La scène est d'une très
forte intensité dramatique. Pour tous ceux qui ont raté
cet épisode biblique, rappelons que saint Jean-Baptiste
reprocha au roi Hérodote son mariage - interdit par la loi
juive - avec sa belle-soeur Herodiade. Pour avoir exprimé
son opinion, Jean-Baptiste fut jeté en prison.

Et Herodiade se vengea par l'intermédiaire
de sa fille, Salomé, qui, après avoir dansé
avec le roi subjugué, exigea qu'on lui apporte en retour
la tête du saint.

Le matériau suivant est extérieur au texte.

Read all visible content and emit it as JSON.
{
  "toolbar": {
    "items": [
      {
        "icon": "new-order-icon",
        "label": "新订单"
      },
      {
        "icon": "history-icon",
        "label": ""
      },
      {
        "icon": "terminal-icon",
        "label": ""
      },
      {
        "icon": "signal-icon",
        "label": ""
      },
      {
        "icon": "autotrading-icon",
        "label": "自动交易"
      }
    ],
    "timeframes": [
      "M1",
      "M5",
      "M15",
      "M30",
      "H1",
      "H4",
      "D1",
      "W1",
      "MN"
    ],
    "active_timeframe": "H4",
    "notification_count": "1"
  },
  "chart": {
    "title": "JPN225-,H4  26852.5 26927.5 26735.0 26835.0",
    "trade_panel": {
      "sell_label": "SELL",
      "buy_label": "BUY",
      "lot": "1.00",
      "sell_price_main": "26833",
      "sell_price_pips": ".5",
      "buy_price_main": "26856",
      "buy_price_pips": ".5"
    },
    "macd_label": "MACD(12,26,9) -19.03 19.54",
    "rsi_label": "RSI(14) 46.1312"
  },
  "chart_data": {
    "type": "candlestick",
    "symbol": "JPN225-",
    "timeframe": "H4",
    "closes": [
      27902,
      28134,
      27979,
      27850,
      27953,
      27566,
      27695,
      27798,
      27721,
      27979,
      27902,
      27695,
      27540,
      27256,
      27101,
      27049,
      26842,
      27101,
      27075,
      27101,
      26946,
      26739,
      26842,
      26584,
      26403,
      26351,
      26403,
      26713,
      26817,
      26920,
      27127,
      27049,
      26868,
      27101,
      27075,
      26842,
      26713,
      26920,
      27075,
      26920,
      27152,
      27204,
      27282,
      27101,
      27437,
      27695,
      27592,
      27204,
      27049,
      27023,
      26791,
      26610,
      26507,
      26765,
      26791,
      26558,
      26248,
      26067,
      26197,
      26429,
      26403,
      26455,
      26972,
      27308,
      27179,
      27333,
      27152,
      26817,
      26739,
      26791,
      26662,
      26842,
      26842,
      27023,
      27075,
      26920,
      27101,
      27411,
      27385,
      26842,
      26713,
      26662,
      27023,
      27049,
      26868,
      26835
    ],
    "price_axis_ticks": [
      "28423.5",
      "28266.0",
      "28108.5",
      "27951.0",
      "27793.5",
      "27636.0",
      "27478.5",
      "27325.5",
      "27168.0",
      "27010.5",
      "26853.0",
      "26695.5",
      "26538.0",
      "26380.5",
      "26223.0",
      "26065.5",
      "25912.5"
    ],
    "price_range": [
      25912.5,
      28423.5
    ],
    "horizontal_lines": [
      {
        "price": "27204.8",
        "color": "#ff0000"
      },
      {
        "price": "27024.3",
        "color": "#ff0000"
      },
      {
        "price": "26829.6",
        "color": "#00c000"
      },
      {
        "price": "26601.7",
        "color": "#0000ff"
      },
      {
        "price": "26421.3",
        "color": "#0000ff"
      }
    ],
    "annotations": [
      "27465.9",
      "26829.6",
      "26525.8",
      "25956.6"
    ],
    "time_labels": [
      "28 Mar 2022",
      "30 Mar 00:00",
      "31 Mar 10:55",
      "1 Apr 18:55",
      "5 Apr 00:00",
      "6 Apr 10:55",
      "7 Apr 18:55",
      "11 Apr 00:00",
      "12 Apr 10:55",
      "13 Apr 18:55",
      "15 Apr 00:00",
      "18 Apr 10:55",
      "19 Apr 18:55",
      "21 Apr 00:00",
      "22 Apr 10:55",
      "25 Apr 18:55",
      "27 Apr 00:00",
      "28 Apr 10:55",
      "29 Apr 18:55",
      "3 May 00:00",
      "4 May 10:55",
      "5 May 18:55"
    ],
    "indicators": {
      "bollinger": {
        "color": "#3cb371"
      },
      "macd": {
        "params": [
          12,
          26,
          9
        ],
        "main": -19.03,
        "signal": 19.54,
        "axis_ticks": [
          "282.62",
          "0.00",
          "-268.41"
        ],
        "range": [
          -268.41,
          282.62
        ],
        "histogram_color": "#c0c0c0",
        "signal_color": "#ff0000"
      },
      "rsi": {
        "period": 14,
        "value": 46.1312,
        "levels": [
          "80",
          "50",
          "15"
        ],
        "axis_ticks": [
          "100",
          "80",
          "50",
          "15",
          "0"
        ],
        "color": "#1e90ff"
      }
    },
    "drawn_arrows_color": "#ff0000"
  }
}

Ce qu'Hrode, à contre coeur,
ordonna.

Ce tableau est saisissant, notamment
par la force de la lumière qui s'en dégage.
La violence du blanc des vêtements de la jeune servante ne
fait que davantage ressortir celle du crime.

L'arc lumineux blanc-gris-brun des
trois personnages met en valeur la couleur jaune cireux du cadavre
du supplicié. La seule touche de rouge est celle de la tunique
du saint. Ici, ni ange ni intervention divine : signe peut-être
d'une forme de pessimisme concernant l'humanité ? La
technique du clair-obscur, initiée par le Caravage, atteint
dans cette toile sa plus haute expression.

Cette victime innocente sacrifiée
à la luxure d'un roi amoureux de la fille de sa femme, n'était
que l'annonce de celui qui allait être livré à
la croix, sacrifié à la folie des hommes. Telle
était la leçon que contemplaient les jeunes novices
avant de s'engager définitivement dans l'Ordre.

Dans une pièce voisine entièrement
consacrée au Caravage, il ne faudra pas manquer non
plus d'admirer le Saint Jérôme écrivant.
Le front ridé, le torse nu d'une blancheur cadavérique,
les jambes couvertes par un drap rouge, seule véritable touche
de couleur du tableau, un homme à la barbe grisonnante est
plongé dans une méditation nocturne. A l'arrière
de l'ascète, un chapeau de cardinal accroché au mur
symbolise la vanité de son existence passée.